HoneyDue tackles major PFM challenge: collaborative spending
Managing a relationship is stressful enough without introducing unnecessary miscommunications about day-to-day spending, writes Finovate (Banking Technology‘s sister company).
This is one reason why many couples maintain separate spending accounts with pre-defined responsibilities (e.g. you pay the rent, I’ll pay the utilities etc).
But that doesn’t alleviate the need to communicate, especially when one person has more “discretionary” funds. And separate accounts can lead to more trouble if one person is more of a free spender than the other, or if one has more trouble avoiding overdrafts and/or tapping out accounts well in advance of payday.
Joint accounts have the advantage of keeping funds in a single bucket which is statistically easier to keep above zero compared to stretching funds across two or more accounts. And joint accounts by definition require the couple to work together as a team to manage spending.
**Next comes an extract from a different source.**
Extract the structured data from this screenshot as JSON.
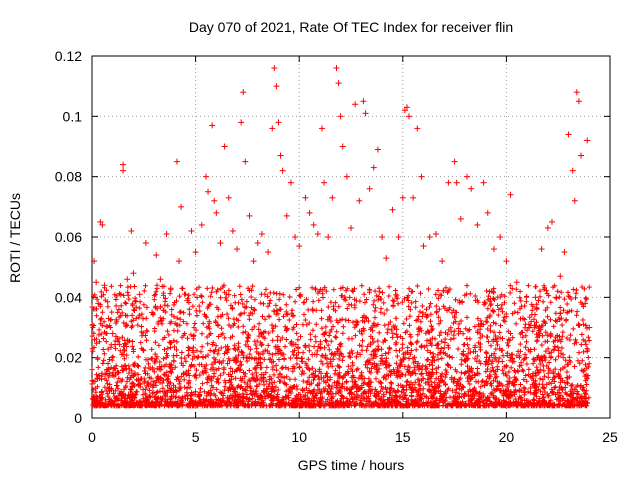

But many couples, especially early on, aren’t entirely ready to cede “control” over their paychecks. Overall, it’s an area ripe for disagreements and resentment.
That’s why we love Simple’s best-of-both-worlds solution, the Simple Shared plan which offers three accounts: an individual spending account for each person, along with a joint account for the pair. While that’s a great foundation, it still doesn’t address the day-to-day communications necessary to keep both partners on the same page.
Enter the newest personal finance management (PFM) player, HoneyDue (formerly WalletIQ), currently toiling away in Y Combinator’s summer 2017 class. After a stint as one of Apple’s favorite apps in May this year, the company already has 20,000 registered users, 60% of which are female.
The app debuted on Product Hunt two days ago, and was the most popular product of the day (currently 820 upvotes) and so far is fifth highest of the week.
HoneyDue uses Yodlee (probably) to aggregate transaction accounts across multiple FIs into one mobile app. Then it provides tools to make it easy to annotate expenses and communicate with each other about what they were.
Bottom line: Collaborative spending tools are an attractive account management option that absolutely should be offered by every bank, credit union, card issuer and PFM provider. HoneyDue is a good example of how the UI can work. And banks, consider joining the company’s seed round, if only as an R&D effort (strategic seed investing).